The central conflict in the story is between Slade Wilson and his son Jericho. It’s a common occurrence for villains to have conflicting relationships with their children. The presence of evil in a family system causes problems. What makes this interesting is Slade’s willingness to do anything to find answers as to how to get his technology back – as if he cares more about being Deathstroke than his own children. See the fight at the end of the issue as evidence. What will be even more interesting is to what extent Jericho is willing to hand over the power-enhancing technology that Slade desperately wants. Like father like son is my guess. 

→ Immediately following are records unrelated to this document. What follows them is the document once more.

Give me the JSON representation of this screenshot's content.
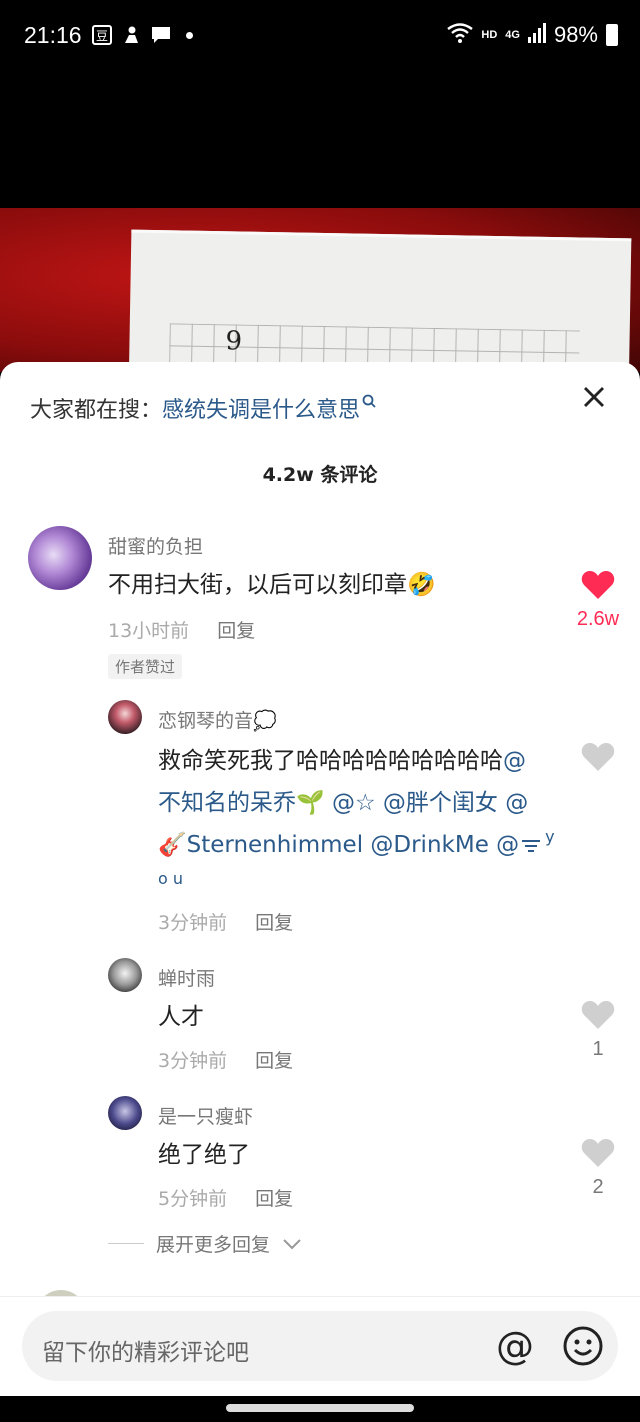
{
  "status_bar": {
    "time": "21:16",
    "network": "HD",
    "signal": "4G",
    "battery": "98%"
  },
  "search_hint": {
    "label": "大家都在搜：",
    "term": "感统失调是什么意思"
  },
  "comment_count": "4.2w 条评论",
  "comments": [
    {
      "name": "甜蜜的负担",
      "text": "不用扫大街，以后可以刻印章🤣",
      "time": "13小时前",
      "reply": "回复",
      "likes": "2.6w",
      "badge": "作者赞过"
    }
  ],
  "replies": [
    {
      "name": "恋钢琴的音💭",
      "text_plain": "救命笑死我了哈哈哈哈哈哈哈哈哈",
      "line1_mention": "@",
      "line2": "不知名的呆乔🌱 @☆ @胖个闺女 @",
      "line3": "🎸Sternenhimmel @DrinkMe @",
      "line4": "o u",
      "y_char": "y",
      "time": "3分钟前",
      "reply": "回复"
    },
    {
      "name": "蝉时雨",
      "text": "人才",
      "time": "3分钟前",
      "reply": "回复",
      "likes": "1"
    },
    {
      "name": "是一只瘦虾",
      "text": "绝了绝了",
      "time": "5分钟前",
      "reply": "回复",
      "likes": "2"
    }
  ],
  "expand_more": "展开更多回复",
  "input": {
    "placeholder": "留下你的精彩评论吧",
    "at_symbol": "@"
  },
  "video": {
    "paper_char": "9"
  },
  "colors": {
    "like_red": "#fe2c55",
    "link_blue": "#2b5a8a"
  }
}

The art in this issue is solid. Specifically, the coloring makes the pencil work come to life. The highlight for me is a full panel spread that depicts Deathstroke bathed in flames and pulling a sword out of an object. The context is a Nova Scotia snow-covered landscape. The yellow and red flames and their reflection off the snowy mountainside is a nice contrast. 

Overall = 9/10

Final Impressions

This issue builds on the suspense of this story arc by giving the reader an explanation for Slade Wilson’s return from the dead and setting up a conflict with his son Jericho. The tie in to the Year of the Villain makes more sense in this issue then in other books due to Lex Luthor’s meeting with Jericho. It appears that Deathstroke could have a larger part to play in Luthor’s overall plans. I encourage fans of Deathstroke to jump on this book.